You Have To Fight It

Gratitude has without a doubt been the driving force behind my recovery...

I was absolutely terrified to go to inpatient treatment, and fought it tooth and nail. But once I got there, I quickly found out it wasn't nearly as bad as it's made out to be. The food there was amazing, a lot of the guys were like me, and most of the counselors were very attractive. Don't get me wrong, it wasn't all rainbows and butterflies. The counselors challenged me to dig deep and figure out why I'd made such destructive decisions.

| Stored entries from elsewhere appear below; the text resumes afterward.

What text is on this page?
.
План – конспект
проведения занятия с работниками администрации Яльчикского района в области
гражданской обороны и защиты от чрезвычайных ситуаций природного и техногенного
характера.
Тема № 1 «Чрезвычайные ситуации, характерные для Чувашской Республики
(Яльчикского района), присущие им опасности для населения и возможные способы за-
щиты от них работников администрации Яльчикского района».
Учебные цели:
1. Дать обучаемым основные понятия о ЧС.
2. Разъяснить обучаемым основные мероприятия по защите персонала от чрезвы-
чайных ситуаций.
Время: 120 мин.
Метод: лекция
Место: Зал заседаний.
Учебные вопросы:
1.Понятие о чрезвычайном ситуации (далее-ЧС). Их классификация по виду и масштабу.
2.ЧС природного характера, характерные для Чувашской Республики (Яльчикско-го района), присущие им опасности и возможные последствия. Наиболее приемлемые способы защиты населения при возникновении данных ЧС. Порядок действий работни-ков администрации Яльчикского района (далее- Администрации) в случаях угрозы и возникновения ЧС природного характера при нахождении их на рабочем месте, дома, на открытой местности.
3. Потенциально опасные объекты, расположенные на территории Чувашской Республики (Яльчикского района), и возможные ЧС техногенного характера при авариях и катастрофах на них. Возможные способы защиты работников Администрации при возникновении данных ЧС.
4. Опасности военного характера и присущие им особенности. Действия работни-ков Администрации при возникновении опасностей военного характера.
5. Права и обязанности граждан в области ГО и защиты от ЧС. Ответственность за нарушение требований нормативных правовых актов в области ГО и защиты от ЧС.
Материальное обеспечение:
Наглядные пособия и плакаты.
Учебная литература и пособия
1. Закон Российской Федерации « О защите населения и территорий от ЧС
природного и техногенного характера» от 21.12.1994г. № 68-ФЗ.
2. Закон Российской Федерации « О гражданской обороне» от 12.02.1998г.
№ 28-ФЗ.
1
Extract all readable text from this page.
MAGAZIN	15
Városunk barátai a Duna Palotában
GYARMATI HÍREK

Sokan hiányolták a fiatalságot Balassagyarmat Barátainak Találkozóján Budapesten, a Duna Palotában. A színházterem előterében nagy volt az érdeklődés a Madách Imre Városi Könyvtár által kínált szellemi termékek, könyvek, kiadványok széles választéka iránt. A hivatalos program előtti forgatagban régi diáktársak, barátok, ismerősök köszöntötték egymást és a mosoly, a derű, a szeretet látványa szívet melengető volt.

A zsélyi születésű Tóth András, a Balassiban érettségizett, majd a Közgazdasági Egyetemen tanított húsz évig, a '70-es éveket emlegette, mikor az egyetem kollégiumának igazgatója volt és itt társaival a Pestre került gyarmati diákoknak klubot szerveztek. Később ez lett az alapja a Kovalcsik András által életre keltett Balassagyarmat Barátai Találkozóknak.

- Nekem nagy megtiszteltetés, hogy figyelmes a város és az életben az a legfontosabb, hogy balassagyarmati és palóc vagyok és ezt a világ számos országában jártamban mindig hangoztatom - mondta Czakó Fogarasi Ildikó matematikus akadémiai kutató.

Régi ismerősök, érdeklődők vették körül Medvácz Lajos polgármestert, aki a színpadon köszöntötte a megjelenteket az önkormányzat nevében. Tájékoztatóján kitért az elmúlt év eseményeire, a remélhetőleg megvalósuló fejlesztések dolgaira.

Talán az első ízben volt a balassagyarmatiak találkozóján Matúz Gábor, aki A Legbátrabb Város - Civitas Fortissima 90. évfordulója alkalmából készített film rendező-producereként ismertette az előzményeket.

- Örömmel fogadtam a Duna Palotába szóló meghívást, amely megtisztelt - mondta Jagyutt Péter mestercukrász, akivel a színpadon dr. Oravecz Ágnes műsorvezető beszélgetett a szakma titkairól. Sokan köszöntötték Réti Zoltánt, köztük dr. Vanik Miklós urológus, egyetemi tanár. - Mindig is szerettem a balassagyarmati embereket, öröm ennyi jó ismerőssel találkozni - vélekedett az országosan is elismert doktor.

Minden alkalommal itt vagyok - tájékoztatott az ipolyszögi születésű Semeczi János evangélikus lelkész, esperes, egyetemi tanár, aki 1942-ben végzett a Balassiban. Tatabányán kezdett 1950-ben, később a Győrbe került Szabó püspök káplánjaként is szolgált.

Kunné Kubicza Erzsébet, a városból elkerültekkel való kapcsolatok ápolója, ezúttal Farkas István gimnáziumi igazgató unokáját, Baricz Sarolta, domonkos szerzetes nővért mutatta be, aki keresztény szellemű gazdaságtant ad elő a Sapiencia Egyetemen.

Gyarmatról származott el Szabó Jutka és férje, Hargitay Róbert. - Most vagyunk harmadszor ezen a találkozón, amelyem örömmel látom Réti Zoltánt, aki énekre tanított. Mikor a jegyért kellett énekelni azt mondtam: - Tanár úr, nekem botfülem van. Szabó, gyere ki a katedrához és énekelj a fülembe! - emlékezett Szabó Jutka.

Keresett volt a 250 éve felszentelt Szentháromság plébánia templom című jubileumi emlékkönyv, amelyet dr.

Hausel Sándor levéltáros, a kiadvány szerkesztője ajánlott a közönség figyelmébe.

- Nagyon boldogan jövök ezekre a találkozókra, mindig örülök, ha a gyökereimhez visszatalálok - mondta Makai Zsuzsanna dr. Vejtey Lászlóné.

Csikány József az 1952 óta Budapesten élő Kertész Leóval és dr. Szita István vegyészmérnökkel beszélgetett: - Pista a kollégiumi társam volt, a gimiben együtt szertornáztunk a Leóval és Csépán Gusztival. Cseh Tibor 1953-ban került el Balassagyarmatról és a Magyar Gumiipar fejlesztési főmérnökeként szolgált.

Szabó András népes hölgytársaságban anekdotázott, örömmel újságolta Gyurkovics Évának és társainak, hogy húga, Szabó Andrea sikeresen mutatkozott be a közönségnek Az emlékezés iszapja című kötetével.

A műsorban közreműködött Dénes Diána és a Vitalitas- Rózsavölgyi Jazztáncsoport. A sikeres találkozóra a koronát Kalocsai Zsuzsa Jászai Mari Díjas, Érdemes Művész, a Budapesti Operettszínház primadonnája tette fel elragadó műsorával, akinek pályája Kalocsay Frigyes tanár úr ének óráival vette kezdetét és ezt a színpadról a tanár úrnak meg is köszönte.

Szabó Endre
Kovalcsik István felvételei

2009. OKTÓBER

It was one of the hardest things I've ever done.

But it was probably the best thing that could have happened to me. I decided that I was indeed addicted to alcohol, that alcoholism goes hand-in-hand with mental illness, and that a lot of people suffer like I have. I awkwardly struggled through the process, and somehow learned some amazing tools for fighting my co-occurring diseases.

The best of these, although far from the only, was practicing gratitude. Gratitude has without a doubt been the driving force behind my recovery. Where depression and anxiety do a great job of bringing self-defeating thoughts to mind, gratitude does an even better job of bringing uplifting thoughts to mind. Every morning and every night, I write in my gratitude journal on my phone. And I try to remain grateful throughout the day despite any disappointment or frustration.

My mental health isn't perfect, and it never will be. But I can say with 100% certainty that it's better than it has been for many, many years. And I owe that in large part to gratitude. I'm very grateful for my ever-supportive family, the counselors at in-patient, the friends who stuck by my side, and all the people who helped me get to this better place in life. Thank you from the bottom of my heart.